Berdasarkan peraturan presiden nomor 5 tahun 2015 tentang penyelenggaraan sistem administrasi manunggal satu atap (Samsat) kendaraan bermotor bahwa untuk penyelenggraan registrasi dan identifikasi kendaraan bermotor, pembayaran pajak kendaraan bermotor, bea balik nama kendaraan bermotor, dan sumbangan wajib dana kecelakaan lalu tintas dan angkutan jalan secara terintegrasi dan terkoordinasi dalam kantor bersama samsat.

Pelayanan public pada samsat merupakan implementasi dari nawacita ke-2 presiden Joko Widodo yaitu membuat pemerintah tidak absen dalam membangun tata kelola pemerintahan yang bersin, efektif, demokratis dan terpercaya, yang diwujudkan melalui peningkatan kualitas pelayanan Samsat Online di seluruh Indonesia.

Pelaksanaan registrasi dan identifikasi kendaraan bermotor bertujuan untuk pemberian jaminan dan legitimasi kepemilikan, pengoperasian kendaraan bermotor, fungsi kontrol, forensik kepolisian, dan pelayanan kepada masyarakat dengan menerbitkan buku pemilik kendaraan bermotor (BPKB), Surat Tanda Nomor Kendaraan (STNK) dan tanda nomor kendaraan bermotor (TNKB).

Untuk memberikan pelayanan prima kepada publik, Korlantas Polri bersama Pembina tingkat Nasional melakukan inovasi pelayanan dengan membuat Samsat Online Nasional untuk melakukan pembayaran dan pengesahan tahunan pajak kendaraan bermotor (PKB), SWDKLLJ (dan pengesahan STNK tahunan melalui Samsat Online Nasional sehingga masyarakat diberikan kemudahan untuk pembayaran tidak hanya dikantor Samsat).

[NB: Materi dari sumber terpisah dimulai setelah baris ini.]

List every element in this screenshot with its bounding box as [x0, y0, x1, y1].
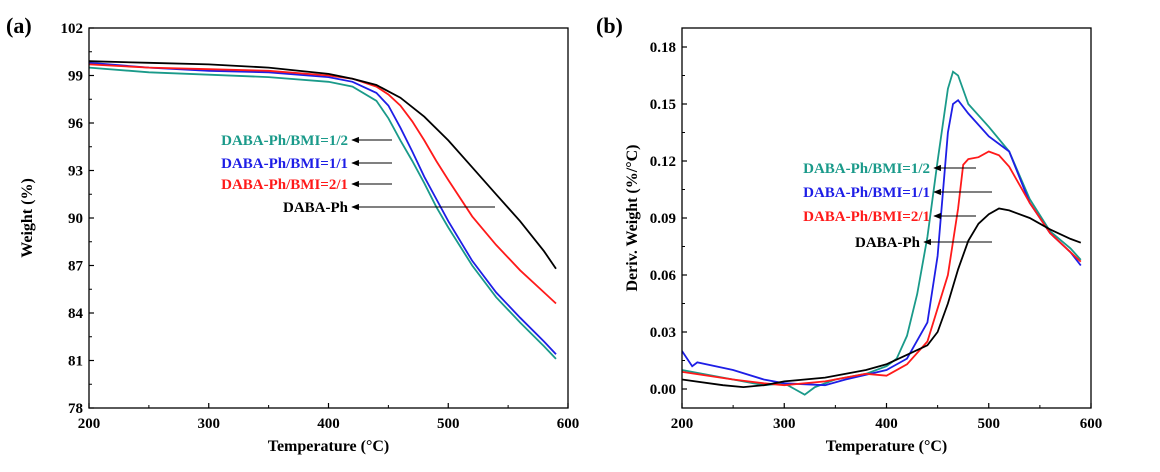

Program Samsat Online Nasional sejalan dengan program prioritas pemerintah presiden Jokowi - Jusuf Kalla bahwa penggunaan sarana teknologi informasi (TI) dalam meningkatkan pelayananmasyarakat dan dalam rangka membangun zona integrasi pada sector pelayanan public dikantor bersama samsat.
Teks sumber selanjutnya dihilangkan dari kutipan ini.